Génomique fonctionnelle et Imagerie moléculaire végétale
Patrick Motte
Description des activités
Contrôle de l’expression génique chez les organismes photosynthétiques : étude fonctionnelle des facteurs d’épissage SR et de leur rôle dans le processus d’épissage alternatif
La régulation de l'expression génique constitue un processus fondamental chez tous les êtres vivants. Chez les Eucaryotes supérieurs, la transcription du DNA amène à la synthèse de transcrits primaires, les RNAs messagers précurseurs (pré-mRNAs), constitués d’une suite d'exons interrompus par des séquences non codantes, les introns. Avant leur transport dans le cytoplasme, les pré-mRNAs subissent un ensemble de modifications dont l’excision-épissage qui est une étape essentielle dans sa maturation. Ce processus consiste en la reconnaissance précise des introns au niveau des sites d'épissage, en leur excision et en la ligature des exons.

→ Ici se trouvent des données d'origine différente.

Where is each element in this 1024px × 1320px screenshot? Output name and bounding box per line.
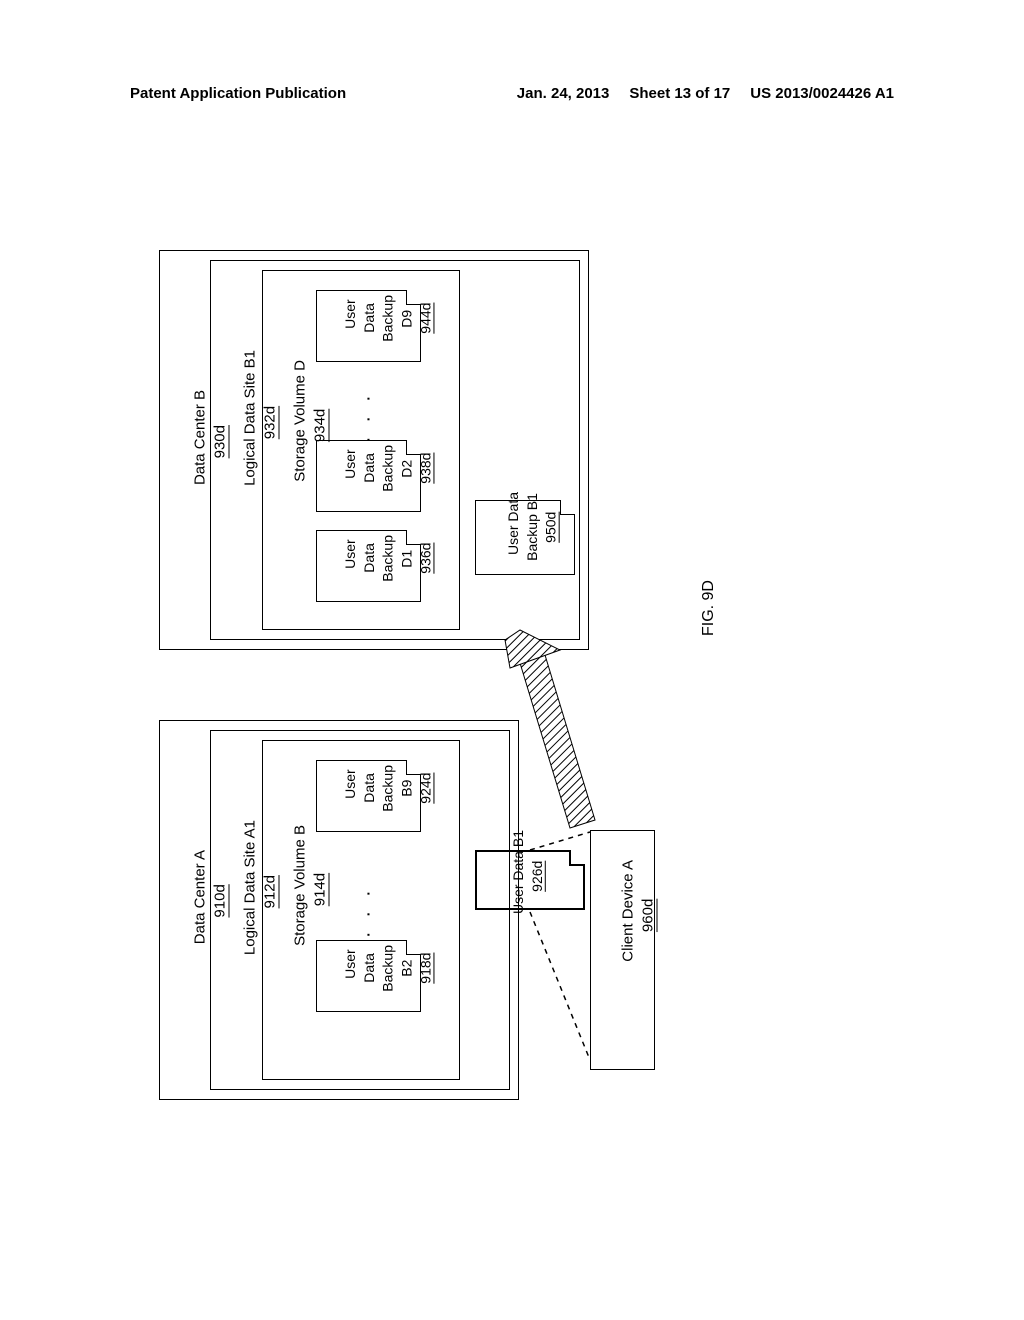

L’épissage se réalise dans un édifice macromoléculaire dénommé spliceosome (ou particule d’épissage) et requiert de nombreuses protéines différentes appelées de manière générique facteurs essentiels d'épissage incluant la famille des protéines SR. Celles-ci présentent généralement un ou deux motifs de reconnaissance du RNA dénommés RRM (RNA Recognition Motif) en N-terminal et un domaine riche en sérines et arginines (SR ou RS) en C-terminal. Chez les métazoaires, elles sont bien caractérisées et de nombreuses études soulignent leur rôle crucial dans l’épissage constitutif en participant à l’assemblage du spliceosome ainsi que leur importance dans l'épissage alternatif.

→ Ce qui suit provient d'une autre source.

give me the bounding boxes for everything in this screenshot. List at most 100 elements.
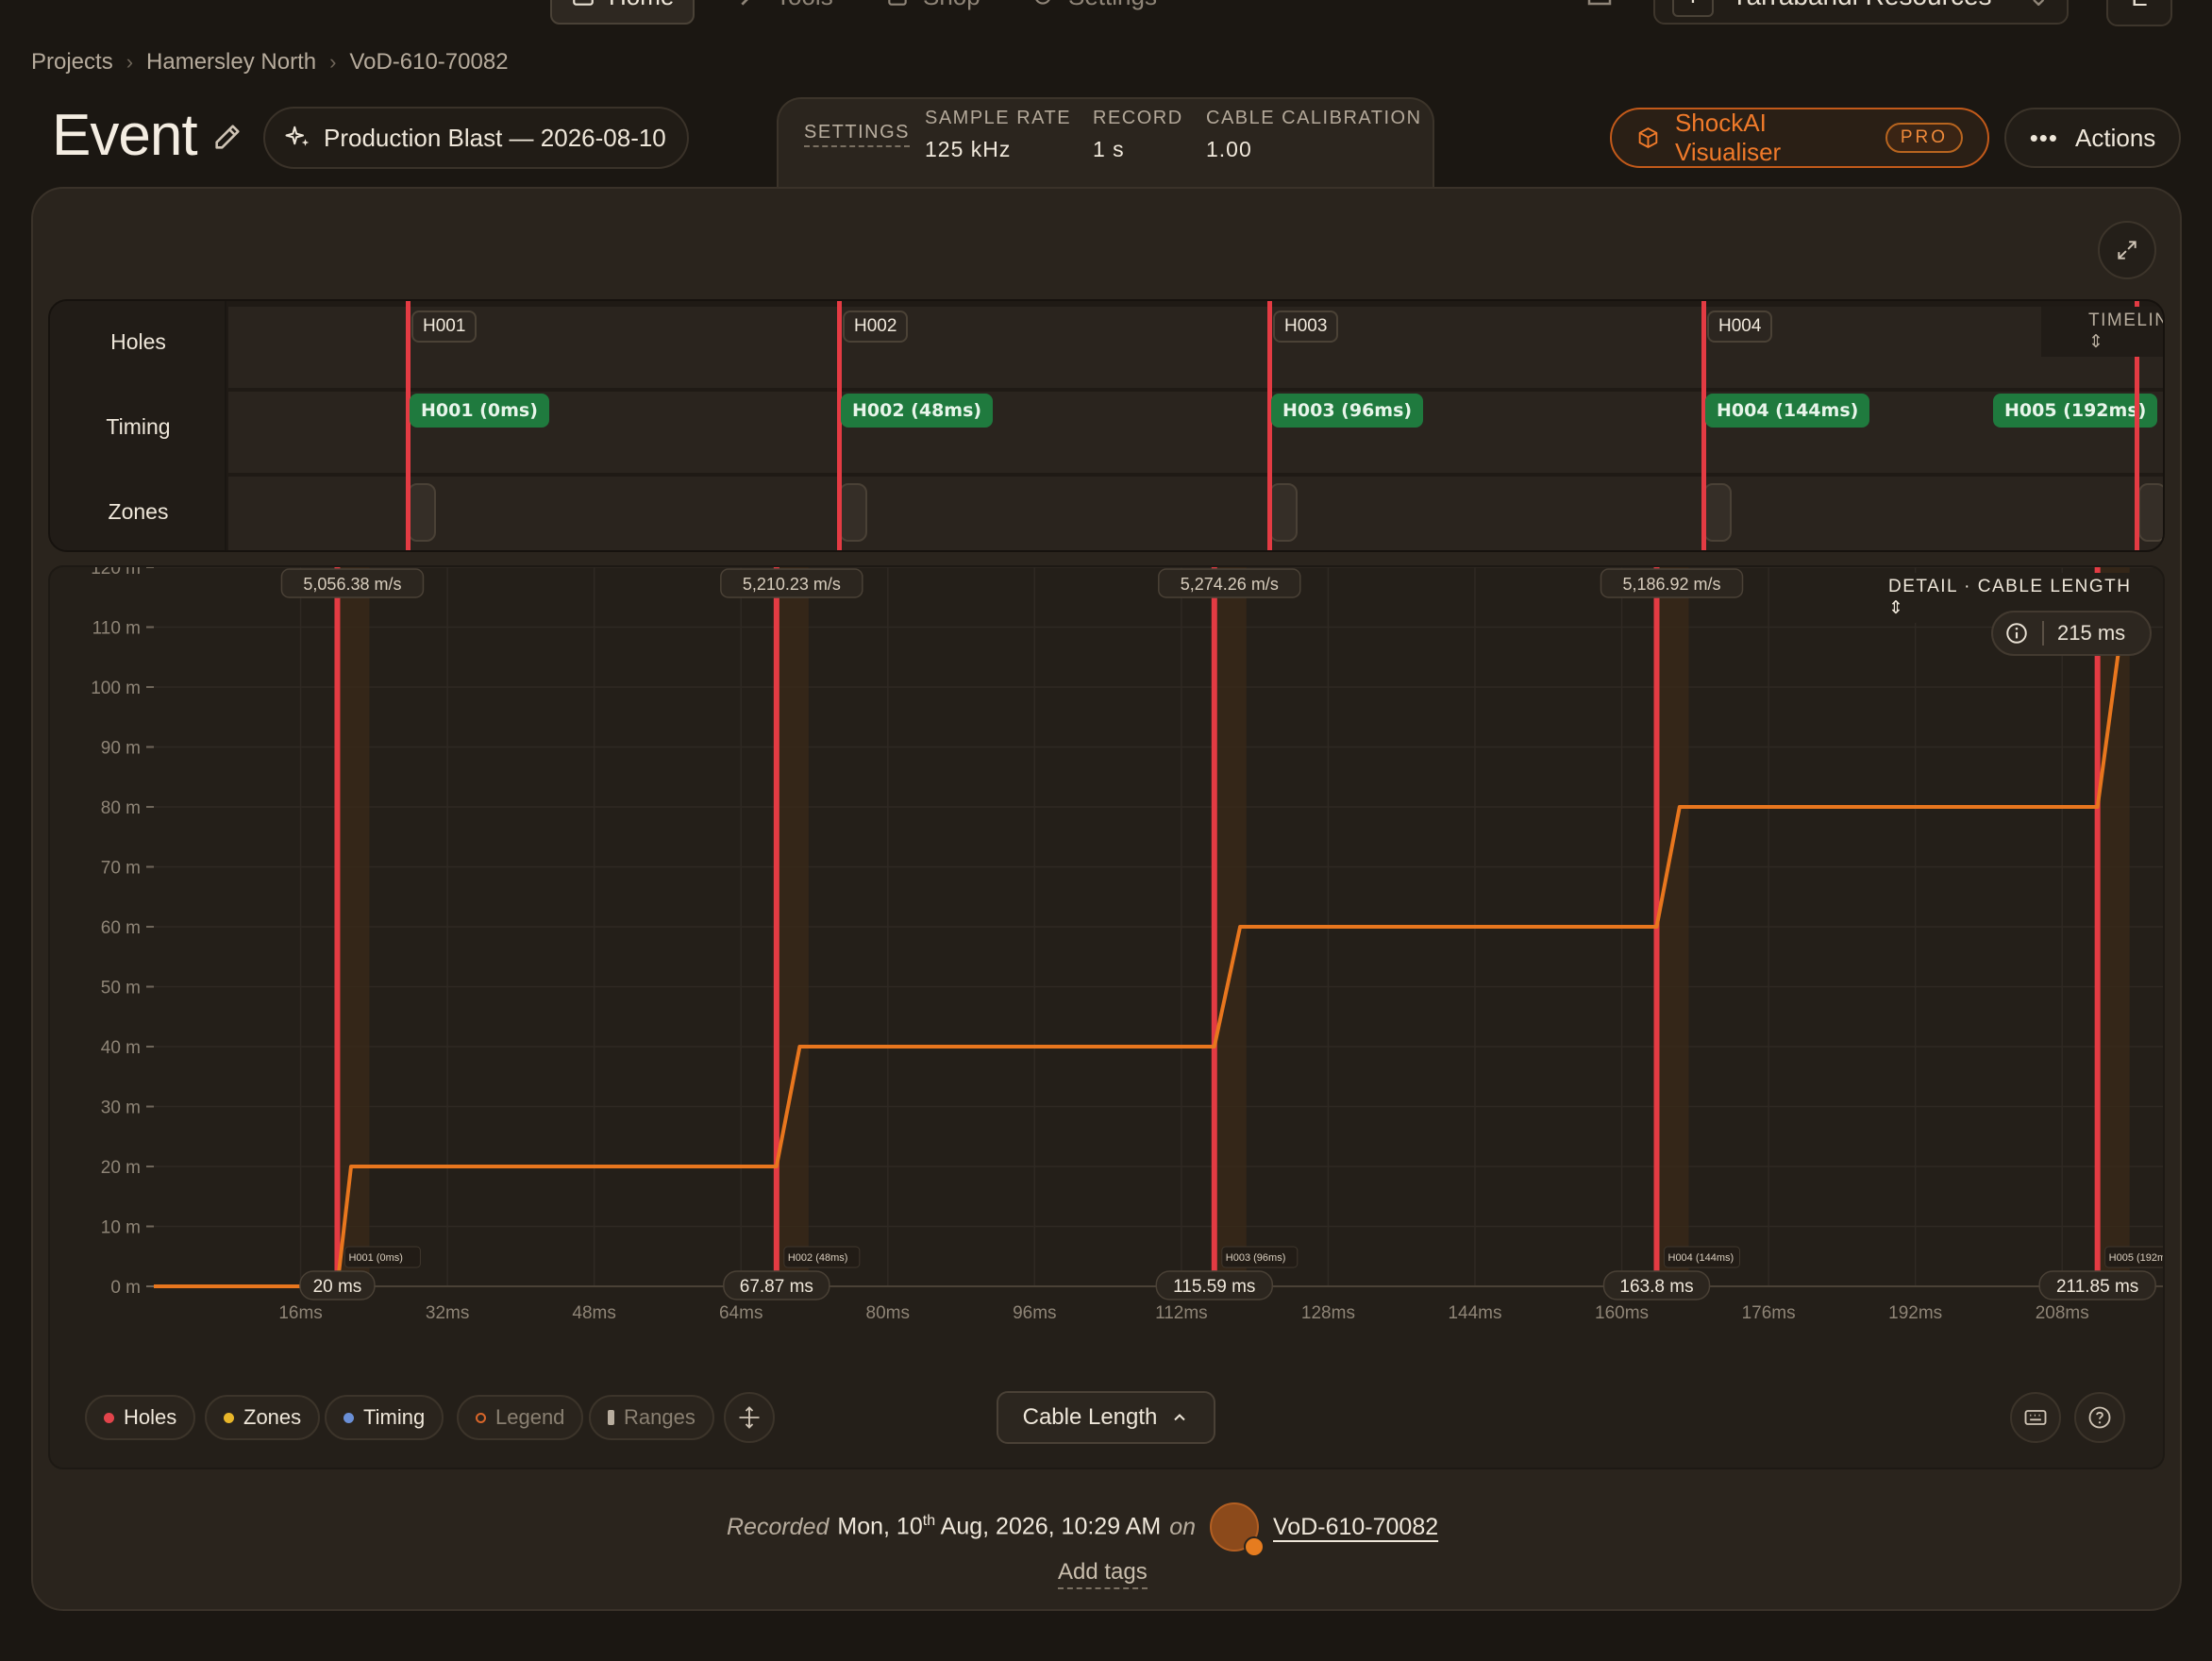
zone-block[interactable]: [839, 483, 867, 542]
actions-button[interactable]: ••• Actions: [2004, 108, 2181, 168]
time-label: 20 ms: [313, 1277, 362, 1297]
velocity-label: 5,186.92 m/s: [1622, 575, 1720, 594]
nav-settings[interactable]: Settings: [1012, 0, 1176, 25]
setting-label: SAMPLE RATE: [925, 108, 1072, 128]
zone-block[interactable]: [1269, 483, 1298, 542]
nav-home-label: Home: [609, 0, 674, 11]
setting-value: 1.00: [1206, 137, 1252, 161]
setting-value: 125 kHz: [925, 137, 1012, 161]
home-icon: [573, 0, 594, 6]
help-button[interactable]: [2074, 1392, 2125, 1443]
breadcrumb: Projects › Hamersley North › VoD-610-700…: [31, 49, 509, 76]
recorded-on: on: [1169, 1513, 1196, 1540]
actions-label: Actions: [2075, 123, 2156, 152]
y-tick-label: 120 m: [91, 567, 141, 579]
y-tick-label: 100 m: [91, 679, 141, 698]
chevron-right-icon: ›: [126, 50, 134, 74]
velocity-chip: [1158, 568, 1301, 598]
x-tick-label: 48ms: [572, 1303, 615, 1323]
toggle-label: Holes: [124, 1405, 177, 1429]
toggle-label: Zones: [243, 1405, 302, 1429]
device-link[interactable]: VoD-610-70082: [1273, 1513, 1439, 1540]
org-name: Yarrabandi Resources: [1731, 0, 1992, 11]
x-tick-label: 128ms: [1301, 1303, 1355, 1323]
expand-button[interactable]: [2098, 221, 2156, 279]
detail-chart-panel: 0 m 10 m 20 m 30 m 40 m 50 m 60 m 70 m 80 m 90 m 1…: [48, 565, 2165, 1469]
hole-marker-line: [334, 567, 341, 1286]
setting-value: 1 s: [1093, 137, 1125, 161]
add-tags-link[interactable]: Add tags: [1058, 1559, 1148, 1589]
hole-annotation: H004 (144ms): [1668, 1252, 1734, 1264]
move-icon: [739, 1406, 760, 1429]
zone-block[interactable]: [2138, 483, 2163, 542]
hole-tag[interactable]: H002: [843, 310, 909, 343]
event-name-chip[interactable]: Production Blast — 2026-08-10: [263, 107, 689, 169]
x-tick-label: 208ms: [2036, 1303, 2089, 1323]
keyboard-shortcuts-button[interactable]: [2010, 1392, 2061, 1443]
hole-annotation: H003 (96ms): [1226, 1252, 1286, 1264]
settings-link[interactable]: SETTINGS: [804, 122, 911, 147]
velocity-label: 5,274.26 m/s: [1181, 575, 1279, 594]
pencil-icon[interactable]: [211, 121, 243, 153]
nav-shop[interactable]: Shop: [866, 0, 999, 25]
toggle-holes[interactable]: Holes: [85, 1395, 196, 1440]
breadcrumb-projects[interactable]: Projects: [31, 49, 113, 75]
velocity-chip: [280, 568, 425, 598]
keyboard-icon: [2024, 1410, 2047, 1425]
x-tick-label: 144ms: [1448, 1303, 1501, 1323]
velocity-label: 5,210.23 m/s: [743, 575, 841, 594]
hole-tag[interactable]: H001: [411, 310, 478, 343]
timing-tag[interactable]: H003 (96ms): [1271, 394, 1424, 428]
nav-tools[interactable]: Tools: [719, 0, 852, 25]
toggle-ranges[interactable]: Ranges: [589, 1395, 714, 1440]
setting-sample-rate: SAMPLE RATE 125 kHz: [925, 108, 1071, 162]
timeline-row-labels: Holes Timing Zones: [50, 301, 226, 550]
toggle-zones[interactable]: Zones: [205, 1395, 321, 1440]
y-tick-label: 40 m: [101, 1038, 141, 1058]
toggle-timing[interactable]: Timing: [325, 1395, 444, 1440]
x-tick-label: 176ms: [1742, 1303, 1796, 1323]
time-chip: [1602, 1270, 1711, 1300]
hole-tag[interactable]: H003: [1273, 310, 1339, 343]
help-icon: [2088, 1406, 2111, 1429]
x-tick-label: 192ms: [1888, 1303, 1942, 1323]
zone-block[interactable]: [1703, 483, 1732, 542]
visualiser-label: ShockAI Visualiser: [1674, 109, 1782, 166]
user-avatar[interactable]: E: [2106, 0, 2172, 26]
recorded-day-suffix: th: [922, 1513, 936, 1530]
metric-select[interactable]: Cable Length: [997, 1391, 1215, 1444]
zone-block[interactable]: [408, 483, 436, 542]
y-tick-label: 20 m: [101, 1158, 141, 1178]
y-tick-label: 70 m: [101, 859, 141, 879]
org-initial: T: [1672, 0, 1714, 17]
hole-annotation: H001 (0ms): [348, 1252, 402, 1264]
x-tick-label: 16ms: [278, 1303, 322, 1323]
setting-label: RECORD: [1093, 108, 1183, 128]
shockai-visualiser-button[interactable]: ShockAI Visualiser PRO: [1610, 108, 1989, 168]
nav-shop-label: Shop: [923, 0, 980, 11]
duration-chip[interactable]: 215 ms: [1991, 611, 2152, 656]
timeline-view-select[interactable]: TIMELINE ⇕: [2041, 307, 2163, 357]
nav-home[interactable]: Home: [550, 0, 695, 25]
device-avatar[interactable]: [1210, 1502, 1265, 1557]
settings-panel: SETTINGS SAMPLE RATE 125 kHz RECORD 1 s …: [777, 97, 1434, 188]
hole-tag[interactable]: H004: [1707, 310, 1773, 343]
timing-tag[interactable]: H005 (192ms): [1993, 394, 2158, 428]
bell-icon[interactable]: [1585, 0, 1614, 11]
time-label: 67.87 ms: [740, 1277, 813, 1297]
timing-tag[interactable]: H004 (144ms): [1705, 394, 1870, 428]
breadcrumb-project[interactable]: Hamersley North: [146, 49, 317, 75]
page-title: Event: [52, 103, 198, 168]
hole-marker: [1701, 301, 1706, 550]
zones-dot-icon: [224, 1412, 234, 1423]
toggle-legend[interactable]: Legend: [457, 1395, 584, 1440]
hole-annotation: H002 (48ms): [788, 1252, 848, 1264]
pan-button[interactable]: [724, 1392, 775, 1443]
chevron-right-icon: ›: [329, 50, 337, 74]
time-chip: [723, 1270, 830, 1300]
org-switcher[interactable]: T Yarrabandi Resources ⌄: [1653, 0, 2069, 25]
timing-tag[interactable]: H002 (48ms): [841, 394, 994, 428]
timing-tag[interactable]: H001 (0ms): [410, 394, 549, 428]
time-label: 163.8 ms: [1619, 1277, 1693, 1297]
hole-marker: [2135, 301, 2139, 550]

L'épissage alternatif permet de produire différents RNAs messagers à partir d’un seul pré-mRNA, et de ce fait peut amener à la synthèse de plusieurs isoformes protéiniques. Il pourrait donc avoir contribué à la complexité morphologique et fonctionnelle des eucaryotes au cours de l'évolution. Les protéines SR sont impliquées dans l’épissage alternatif en participant au choix des sites d’épissage. Chez Arabidopsis thaliana et Oryza sativa, respectivement 19 et 20 protéines SR distinctes ont été identifiées et constituent plusieurs sous-classes distinctes. Certaines d’entre elles sont homologues aux facteurs SR humains. L'épissage est un mécanisme essentiel dans le métabolisme ultérieur des mRNAs influençant leur stabilité, leur localisation cellulaire et l'efficacité de leur traduction. Les protéines SR seraient impliquées dans l'ensemble de ces mécanismes moléculaires. Il a été également montré que certaines protéines SR humaines sont impliquées dans le transport du RNA messager.
Dans le laboratoire, nous étudions les protéines SR d’Arabidopsis thaliana et de Chlamydomonas reinhardtii par différentes approches cellulaires, moléculaires et génétiques. Nous analysons leur localisation dynamique par fusion traductionnelle avec la GFP (Green Fluorescent Protein) après transformation transitoire de cellules foliaires et également par transformation stable d’Arabidopsis et de cellules By2 (dans le cadre de l’étude du cycle cellulaire). Diverses approches d’imagerie utilisant la microscopie confocale (telles le FLIP, le FRAP, le FRET, le BiFC,…) sont utilisées pour l’étude de leur dynamique cellulaire, dont leur transport nucléo-cytoplasmique. Les plantes vasculaires constituent un avantage car elles permettent d’étudier leur localisation dans différents types cellulaires d’un même organisme. Le rôle fonctionnel des protéines SR dans le développement de la plante et la différenciation cellulaire est entreprise par l’analyse génétique de mutants perte-de-fonction (mutation insertionnelle ou RNA interférence).